Około godziny 3:40 w rejonie przejazdu kolejowego w Gościcinie zauważony został mężczyzna siedzący w aucie marki Chrysler. Zgłaszający próbował nawiązać z nim kontakt, lecz kierowca spał i trudno było go dobudzić. Na miejsce natychmiast skierowano policjantów ruchu drogowego oraz prewencji z Wejherowa.
Jak ustalono, pojazd uległ awarii i zatrzymał się jednym kołem na torach. Mężczyzna zdołał przepchnąć samochód w bezpieczne miejsce, dzięki czemu nie doszło do tragedii. W trakcie rozmowy z policjantami od kierowcy wyczuwalna była woń alkoholu. Badanie alkomatem wykazało 0,27 mg/l, a mężczyzna przyznał, że wcześniej zażywał mefedron.

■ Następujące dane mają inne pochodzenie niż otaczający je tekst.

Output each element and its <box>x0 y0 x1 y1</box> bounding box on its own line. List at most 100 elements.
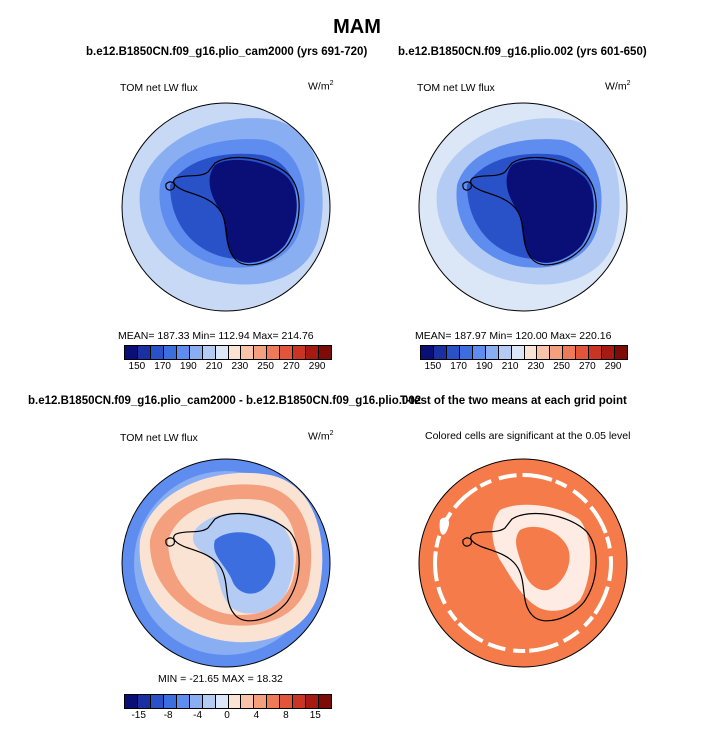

29-latek został zatrzymany i przewieziony do wejherowskiej komendy. W szpitalu pobrano mu krew do badań na obecność narkotyków. Samochód został zabezpieczony. Po otrzymaniu wyników badań policja zdecyduje o dalszych czynnościach. Jeśli potwierdzi się obecność środków odurzających, mężczyzna odpowie za kierowanie pojazdem pod wpływem alkoholu i narkotyków.
Tylko dzięki szybkiej reakcji świadka i policji nie doszło do tragedii. Przypadek z Gościcina to kolejne przypomnienie, że jazda po alkoholu i narkotykach to realne zagrożenie dla życia.